With often gorgeous color and impeccable detail, 'Kill Me Three Times' looks fantastic on Blu-ray. The faintly cartoonish visual style works well with the tone, and the transfer is technically proficient.
The film is presented with an English DTS-HD MA 5.1 track along with English SDH and Spanish subtitles. Though not demo worthy, the mix bolsters the content well, adding some nice kick and lively personality to the proceedings.
Dialogue is clear and well prioritized with no balance issues to report. The soundstage is relatively immersive, with a solid sense of general atmosphere and surround use (birds chirping, crashing waves, blowing wind), helping to enhance the beach town ambiance. Directionality is also good, spreading appropriate panning effects between speakers as characters and cars move about the screen. Likewise, the movie's livelier moments offer a nice jolt, lending gunshots and explosions a hefty punch. Dynamic range is also wide and distortion free, and the film's playful score comes through well with pleasing fidelity and separation.
For a fairly low budget crime flick, the audio here sounds quite good. The sound design isn't as enveloping as more robust tracks, but it's effective all the same.
Magnolia has provided a solid assortment of supplements, including two commentaries. All of the special features are presented in 1080p with Dolby Digital 2.0 sound.
- Commentary with Director Kriv Stenders and Cinematographer Geoffrey Simpson – Stenders and Simpson sit down for a steady and informative discussion about the movie. The pair focuses on the film's shots and visual style, but also address a wealth of production trivia including details on casting, editing, influences, storyboards, deleted material, locations, and scheduling. Filled with interesting movie-making tidbits, this is a great listen for budding filmmakers.

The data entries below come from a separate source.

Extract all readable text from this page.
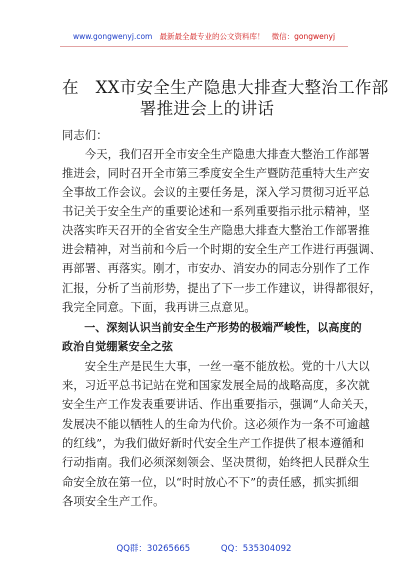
www.gongwenyj.com 最新最全最专业的公文资料库！ 微信：gongwenyj
在　XX市安全生产隐患大排查大整治工作部
署推进会上的讲话
同志们：
　　今天，我们召开全市安全生产隐患大排查大整治工作部署
推进会，同时召开全市第三季度安全生产暨防范重特大生产安
全事故工作会议。会议的主要任务是，深入学习贯彻习近平总
书记关于安全生产的重要论述和一系列重要指示批示精神，坚
决落实昨天召开的全省安全生产隐患大排查大整治工作部署推
进会精神，对当前和今后一个时期的安全生产工作进行再强调、
再部署、再落实。刚才，市安办、消安办的同志分别作了工作
汇报，分析了当前形势，提出了下一步工作建议，讲得都很好，
我完全同意。下面，我再讲三点意见。
　　一、深刻认识当前安全生产形势的极端严峻性，以高度的
政治自觉绷紧安全之弦
　　安全生产是民生大事，一丝一毫不能放松。党的十八大以
来，习近平总书记站在党和国家发展全局的战略高度，多次就
安全生产工作发表重要讲话、作出重要指示，强调“人命关天，
发展决不能以牺牲人的生命为代价。这必须作为一条不可逾越
的红线”，为我们做好新时代安全生产工作提供了根本遵循和
行动指南。我们必须深刻领会、坚决贯彻，始终把人民群众生
命安全放在第一位，以“时时放心不下”的责任感，抓实抓细
各项安全生产工作。
QQ群：30265665	QQ：535304092
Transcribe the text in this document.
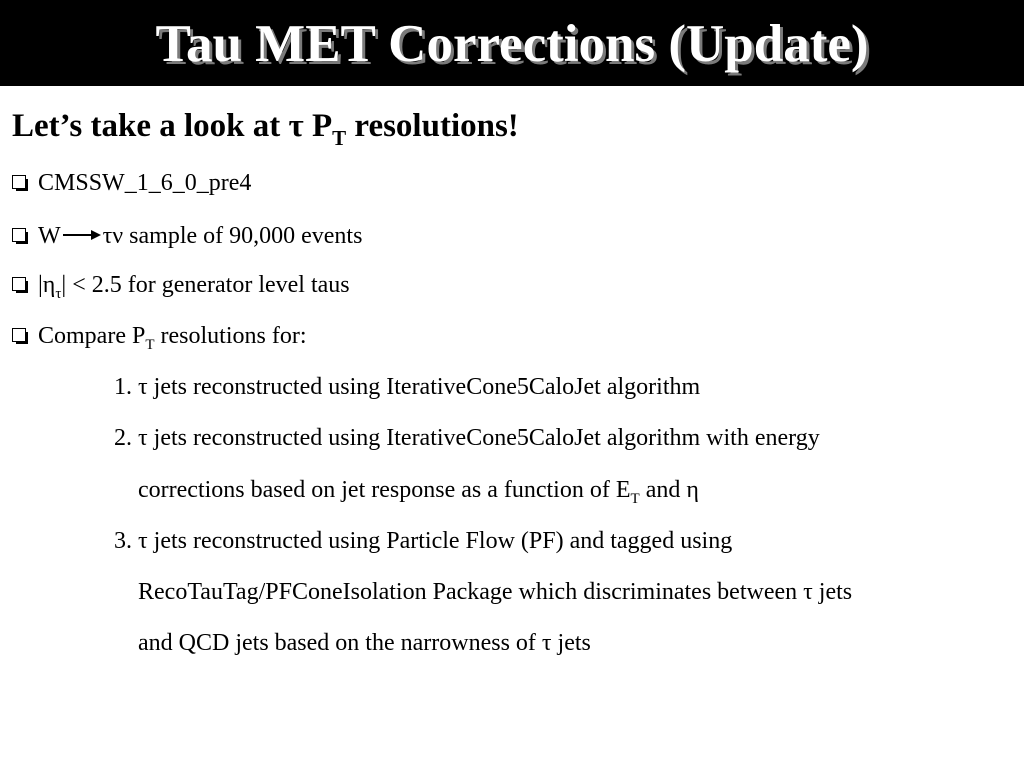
Tau MET Corrections (Update)
Let’s take a look at τ $P_T$ resolutions!
CMSSW_1_6_0_pre4
W τν sample of 90,000 events
$|\eta_\tau| < 2.5$ for generator level taus
Compare $P_T$ resolutions for:
1. τ jets reconstructed using IterativeCone5CaloJet algorithm
2. τ jets reconstructed using IterativeCone5CaloJet algorithm with energy
corrections based on jet response as a function of $E_T$ and η
3. τ jets reconstructed using Particle Flow (PF) and tagged using
RecoTauTag/PFConeIsolation Package which discriminates between τ jets
and QCD jets based on the narrowness of τ jets
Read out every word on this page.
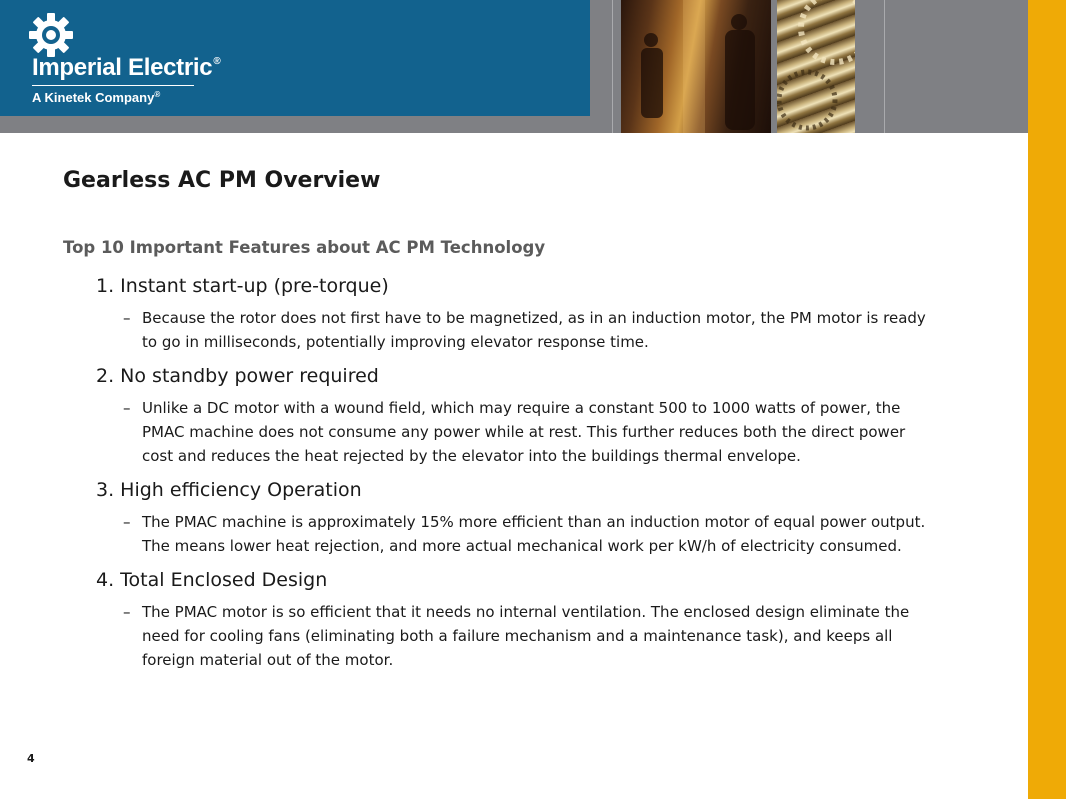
Imperial Electric®
A Kinetek Company®
Gearless AC PM Overview
Top 10 Important Features about AC PM Technology

1. Instant start-up (pre-torque)

– Because the rotor does not first have to be magnetized, as in an induction motor, the PM motor is ready to go in milliseconds, potentially improving elevator response time.

2. No standby power required

– Unlike a DC motor with a wound field, which may require a constant 500 to 1000 watts of power, the PMAC machine does not consume any power while at rest. This further reduces both the direct power cost and reduces the heat rejected by the elevator into the buildings thermal envelope.

3. High efficiency Operation

– The PMAC machine is approximately 15% more efficient than an induction motor of equal power output. The means lower heat rejection, and more actual mechanical work per kW/h of electricity consumed.

4. Total Enclosed Design

– The PMAC motor is so efficient that it needs no internal ventilation. The enclosed design eliminate the need for cooling fans (eliminating both a failure mechanism and a maintenance task), and keeps all foreign material out of the motor.

4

- Commentary with Director Kriv Stenders and Producers Tania Chambers, Laurence Malkin, and Share Stallings – For the second commentary, Stenders is now joined by a trio of producers. Though a lot of the same ground is covered here, the participants expand upon topics already broached and offer some more details about the film's shoot. Though I'm not sure that two commentaries were really necessary, fans might want to take a listen.
- Deleted Scene (HD, 3 min) – A single deleted scene featuring a musical performance by Alice is included. This is a strong sequence but might be a little too on the nose.
- The Making of Kill Me Three Times (HD, 18 min) – This is an informative behind-the-scenes doc that features cast & crew interviews. The casting, characters, visuals, and script are all addressed along with several worthwhile production insights.
- Q&A (HD, 14 min) – Recorded in 2014 at the BFI London Film Festival, this Q&A features actor Simon Pegg and the film's producers. The group discus how they accommodated Pegg's limited schedule, the movie's inspirations, and the drawbacks to a horseshoe mustache.
- Storyboards (HD, 5 min) – This is a reel of storyboards for several important scenes set to music.
- Behind the Scenes Photo Gallery – Here we get a collection of on-set photos.
- Poster Gallery - A gallery of character posters from the film is included.
'Kill Me Three Times' is a familiar but still worthwhile pulp crime thriller. Though the plot and characters are pretty basic, the cast and darkly comedic tone are entertaining. On the technical front, the disc's video and audio are both strong. Magnolia has also provided a nice assortment of supplements, including two commentaries and a behind-the-scenes featurette. The movie doesn't break any new ground, but this is still a loving little genre flick that might appeal to big fans of similar efforts. Worth a look.